- Poster
- Genre: Romantic comedy
- Created by: Neel Shah Ravi Patel
- Directed by: Abi Varghese Debbie Rao Ishaan Nair
- Starring: Swara Bhaskar; Ravi Patel; Varun Thakur; Mona Ambegaonkar; Girish Kulkarni; Dolly Singh;
- Country of origin: India
- No. of seasons: 1
- No. of episodes: 6

Production
- Producers: Bernad S.David Ruben Fleischer Seher Latif Shivani Saran

Original release
- Network: Netflix
- Release: 4 December 2020

= Bhaag Beanie Bhaag =

Indian romantic comedy series

Bhaag Beanie Bhaag is an Indian romantic comedy series featuring Swara Bhasker in the lead role. Directed by Abi Varghese, Debbie Rao and Ishaan Nair, it has Mona Ambegaonkar, Girish Kulkarni, stand-up comedians Varun Thakur and Ravi Patel in supporting roles. It was released on Netflix on 4 December 2020.

== Premise ==
Facing disapproving parents, a knotty love life and her own inner critic, an aspiring comic ditches her cushy but unsatisfying life to pursue stand-up comedy.

== Cast ==
- Swara Bhaskar as Bindhya "Beanie" Bhatnagar
- Varun Thakur as Arun, Beanie's boyfriend
- Ravi Patel, playing a fictionalised version of himself
- Mona Ambegaonkar as Shruti Bhatnagar, Beanie's mother
- Girish Kulkarni as Vasant Bhatnagar, Beanie's father
- Dolly Singh, as Kapi, Beanie's best friend

==Episodes==

| No. | Directed by | Written by | Original release date |
| 1 | Debbie Rao | Neel Shah and Ravi Patel | 4 December 2020 |
Unhappy at work and engaged to a man who doesn't understand her, aspiring stand-up comic Beanie realizes she's on the fast track to a discontented life.
| 2 | Debbie Rao | Nisha Karla | 4 December 2020 |
As Ravi and Kapi try to get an anxious Beanie back on stage, she deals with the reactions of her boss, parents and Arun to her big decisions.
| 3 | Unknown | Unknown | 4 December 2020 |
Despite her parents' concerns, Beanie goes full throttle on her new plans, until Ravi makes her take a day off with him.
| 4 | Unknown | Unknown | 4 December 2020 |
Visits with a therapist force Beanie’s parents to face ignored truths. As Beanie begins to let her guard down with Ravi, a discovery throws her off.
| 5 | Unknown | Unknown | 4 December 2020 |
Reeling from recent quarrels, Beanie agrees to perform at a wedding, where she runs into some unexpected guests and gets unabashedly real on stage.
| 6 | Unknown | Unknown | 4 December 2020 |
Ahead of an exciting opportunity, Beanie considers making peace with her parents, acting on resurfaced feelings and staying true to her dreams.

== Production ==
The show is created by Neel Shah and Ravi Patel. It is directed by Abi Varghese, Debbie Rao and Ishaan Nair and produced by Shivani Saran, Ruben Fleischer, David Bernad and Seher Aly Latif. The show was earlier titled as Messy and is set in Mumbai.
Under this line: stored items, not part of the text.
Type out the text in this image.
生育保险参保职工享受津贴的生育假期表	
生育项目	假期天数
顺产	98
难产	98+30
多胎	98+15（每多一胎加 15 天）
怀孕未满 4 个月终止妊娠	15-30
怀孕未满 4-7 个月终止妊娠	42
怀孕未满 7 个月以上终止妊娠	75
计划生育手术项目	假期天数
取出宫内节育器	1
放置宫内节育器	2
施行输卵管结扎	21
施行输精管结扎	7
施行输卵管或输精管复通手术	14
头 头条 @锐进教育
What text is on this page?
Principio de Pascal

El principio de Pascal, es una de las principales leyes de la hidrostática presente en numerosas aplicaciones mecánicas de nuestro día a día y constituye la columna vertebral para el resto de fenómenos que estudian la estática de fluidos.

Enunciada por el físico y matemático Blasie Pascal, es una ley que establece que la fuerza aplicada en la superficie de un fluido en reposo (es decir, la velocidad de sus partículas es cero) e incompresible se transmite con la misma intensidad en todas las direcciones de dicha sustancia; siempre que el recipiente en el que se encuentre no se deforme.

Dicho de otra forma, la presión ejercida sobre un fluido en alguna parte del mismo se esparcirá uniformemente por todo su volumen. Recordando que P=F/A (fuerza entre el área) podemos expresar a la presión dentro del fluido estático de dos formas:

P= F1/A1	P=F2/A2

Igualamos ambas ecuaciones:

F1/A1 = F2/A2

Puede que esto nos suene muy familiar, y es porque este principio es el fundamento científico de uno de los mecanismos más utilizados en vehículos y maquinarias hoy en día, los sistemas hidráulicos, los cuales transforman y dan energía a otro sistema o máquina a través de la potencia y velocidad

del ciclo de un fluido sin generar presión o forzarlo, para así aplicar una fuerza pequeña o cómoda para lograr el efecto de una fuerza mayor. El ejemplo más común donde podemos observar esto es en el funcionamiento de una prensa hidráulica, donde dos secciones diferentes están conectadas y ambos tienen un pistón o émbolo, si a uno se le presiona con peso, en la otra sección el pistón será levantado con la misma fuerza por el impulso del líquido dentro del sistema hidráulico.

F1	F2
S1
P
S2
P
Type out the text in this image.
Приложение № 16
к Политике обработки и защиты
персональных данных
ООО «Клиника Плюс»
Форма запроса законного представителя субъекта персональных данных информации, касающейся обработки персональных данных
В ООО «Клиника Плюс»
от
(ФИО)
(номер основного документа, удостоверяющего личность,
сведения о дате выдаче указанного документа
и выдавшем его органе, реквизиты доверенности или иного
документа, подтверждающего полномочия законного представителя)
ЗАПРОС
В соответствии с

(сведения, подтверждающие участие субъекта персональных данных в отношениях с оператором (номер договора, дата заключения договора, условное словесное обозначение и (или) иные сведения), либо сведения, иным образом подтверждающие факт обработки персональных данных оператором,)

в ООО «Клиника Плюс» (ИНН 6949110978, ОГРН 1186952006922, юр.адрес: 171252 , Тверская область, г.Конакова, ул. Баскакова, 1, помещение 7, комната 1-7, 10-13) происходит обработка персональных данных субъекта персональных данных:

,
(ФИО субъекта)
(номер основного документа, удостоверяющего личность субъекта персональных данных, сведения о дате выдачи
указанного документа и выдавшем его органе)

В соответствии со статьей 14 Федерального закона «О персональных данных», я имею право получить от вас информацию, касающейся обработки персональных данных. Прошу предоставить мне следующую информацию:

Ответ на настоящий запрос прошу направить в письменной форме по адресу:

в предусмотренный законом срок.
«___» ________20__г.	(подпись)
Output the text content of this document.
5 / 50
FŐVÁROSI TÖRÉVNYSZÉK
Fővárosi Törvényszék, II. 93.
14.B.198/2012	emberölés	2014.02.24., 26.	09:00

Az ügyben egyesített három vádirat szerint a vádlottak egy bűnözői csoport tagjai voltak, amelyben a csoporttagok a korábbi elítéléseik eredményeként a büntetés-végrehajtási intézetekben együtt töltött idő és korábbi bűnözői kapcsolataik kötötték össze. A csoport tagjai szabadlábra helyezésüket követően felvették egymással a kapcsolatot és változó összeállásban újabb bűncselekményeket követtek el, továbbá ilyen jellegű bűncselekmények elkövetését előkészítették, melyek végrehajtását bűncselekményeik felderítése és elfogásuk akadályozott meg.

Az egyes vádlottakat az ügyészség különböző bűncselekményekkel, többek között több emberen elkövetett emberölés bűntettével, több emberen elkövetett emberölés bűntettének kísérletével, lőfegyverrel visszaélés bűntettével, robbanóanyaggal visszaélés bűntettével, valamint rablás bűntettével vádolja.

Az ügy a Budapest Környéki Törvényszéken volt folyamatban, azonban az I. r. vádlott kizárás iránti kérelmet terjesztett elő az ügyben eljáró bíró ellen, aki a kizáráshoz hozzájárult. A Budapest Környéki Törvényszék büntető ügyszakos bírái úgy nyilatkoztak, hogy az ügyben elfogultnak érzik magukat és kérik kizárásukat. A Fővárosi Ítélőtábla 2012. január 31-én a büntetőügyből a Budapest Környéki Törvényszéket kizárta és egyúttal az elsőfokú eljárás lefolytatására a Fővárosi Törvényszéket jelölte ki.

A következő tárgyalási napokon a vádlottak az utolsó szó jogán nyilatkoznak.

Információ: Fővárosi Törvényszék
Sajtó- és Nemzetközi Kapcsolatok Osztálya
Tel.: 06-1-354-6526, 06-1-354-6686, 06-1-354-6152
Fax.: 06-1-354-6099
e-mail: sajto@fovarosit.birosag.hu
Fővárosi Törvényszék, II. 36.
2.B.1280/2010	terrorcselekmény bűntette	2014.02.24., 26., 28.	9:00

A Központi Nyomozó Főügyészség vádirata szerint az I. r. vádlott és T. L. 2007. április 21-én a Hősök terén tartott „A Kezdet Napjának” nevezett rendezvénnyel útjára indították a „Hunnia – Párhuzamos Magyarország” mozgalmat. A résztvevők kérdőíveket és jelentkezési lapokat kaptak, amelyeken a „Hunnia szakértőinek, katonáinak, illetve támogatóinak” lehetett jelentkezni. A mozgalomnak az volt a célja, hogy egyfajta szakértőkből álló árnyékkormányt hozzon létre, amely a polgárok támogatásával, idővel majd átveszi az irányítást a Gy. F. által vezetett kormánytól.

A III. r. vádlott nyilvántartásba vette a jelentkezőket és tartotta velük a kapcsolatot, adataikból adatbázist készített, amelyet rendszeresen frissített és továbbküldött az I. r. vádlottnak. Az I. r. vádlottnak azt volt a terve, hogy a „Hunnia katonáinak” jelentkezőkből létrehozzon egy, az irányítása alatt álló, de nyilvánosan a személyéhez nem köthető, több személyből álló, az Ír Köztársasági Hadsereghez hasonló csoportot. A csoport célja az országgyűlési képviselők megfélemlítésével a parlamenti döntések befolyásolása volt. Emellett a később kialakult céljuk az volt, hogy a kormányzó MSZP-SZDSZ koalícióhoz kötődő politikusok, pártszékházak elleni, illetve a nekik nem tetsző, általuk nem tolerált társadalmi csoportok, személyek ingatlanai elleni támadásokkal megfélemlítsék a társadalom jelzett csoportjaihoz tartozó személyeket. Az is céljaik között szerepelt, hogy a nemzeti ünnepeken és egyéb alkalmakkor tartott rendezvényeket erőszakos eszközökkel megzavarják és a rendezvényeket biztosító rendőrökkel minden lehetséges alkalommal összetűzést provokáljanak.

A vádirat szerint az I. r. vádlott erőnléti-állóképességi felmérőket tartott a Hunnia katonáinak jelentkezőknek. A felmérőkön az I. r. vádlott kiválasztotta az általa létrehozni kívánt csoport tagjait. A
According to Swara Bhasker, "The show is not just about comedy. It's about the journey of self-discovery of a girl who has imbibed the values that Indian society gives to girl children — which is to be obedient, to always listen to your parents and elders, and to place other people’s emotions over your own. It's a story that most girls, and especially girls from South Asia, can relate to. At same time, the parents are not villains. They are just normal people dealing with their own conditioning. It makes you hopeful that even if your parents don’t understand you today, maybe someday they will." She also revealed that she was "terrified of the standup portions".

== Release ==
The series released on 4 December 2020 on OTT media service Netflix.

== Reception ==
Saibal Chatterjee of NDTV, rating it 2.5 out of 5 stars writes that "Bhaag Beanie Bhaag is Swara's show all the way. She does justice to it. The series, too thin at its core, does not complement her game effort. All the huffing and puffing the show has to do in order to keep up runs it ragged." Divyanshi Sharma of India Today wrote, "It is not a laugh riot, but it sure is a breath of fresh air which will also tickle your funny bone at times... Due to its plot, comparisons with Amazon Prime Video's The Marvelous Mrs. Maisel are inevitable. But once you become a part of Beanie’s world, all the comparisons take a backseat."